Freedom means very little when the chains are removed and the one now liberated remains rooted to the spot, unable even to conceive of going anywhere. Moving off, in whichever direction, under one's own steam, of course implies freedom. But is it really that simple? I think not. I would be the first to celebrate the breaking of chains, any chains, but especially chains that bind the mind. Breaking the chains of Islam from around my feet still left many chains of Islam around my mind.

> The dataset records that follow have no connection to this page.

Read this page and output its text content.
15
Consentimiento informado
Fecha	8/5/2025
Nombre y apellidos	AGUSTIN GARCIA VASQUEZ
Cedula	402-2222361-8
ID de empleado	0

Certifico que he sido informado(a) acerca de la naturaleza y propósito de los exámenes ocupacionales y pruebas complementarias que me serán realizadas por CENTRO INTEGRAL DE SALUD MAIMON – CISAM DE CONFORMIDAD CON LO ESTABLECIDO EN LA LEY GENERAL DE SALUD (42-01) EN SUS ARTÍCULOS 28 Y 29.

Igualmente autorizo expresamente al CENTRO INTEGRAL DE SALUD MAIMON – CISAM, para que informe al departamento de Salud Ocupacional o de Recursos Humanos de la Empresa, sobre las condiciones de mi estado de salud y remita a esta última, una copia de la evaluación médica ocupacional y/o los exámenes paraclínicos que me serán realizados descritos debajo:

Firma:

To doubt is the first chain that an ex-Muslim must break before any other chains can be broken. It is not without reason that the first order of business for any sheikh, any "scholar" and any religious leader is to make absolutely sure that a Muslim never ever doubts Islam. Even to doubt, feel uncomfortable doubting and managing to "dispel Shaitan" is already too far. It means control on the Muslim's mind is not watertight. The ex-Muslim will find taboos that linger for years, for decades, pointing to deeper, more lasting damage that they came away from Islam with. The most obvious: not eating pork, not drinking alcohol, not having sex before marriage, are relatively easy to overcome — 'relatively' being the operative word. Taking that first bite of a bacon sandwich, especially in the presence of other ex-Muslims, is a right of passage for many.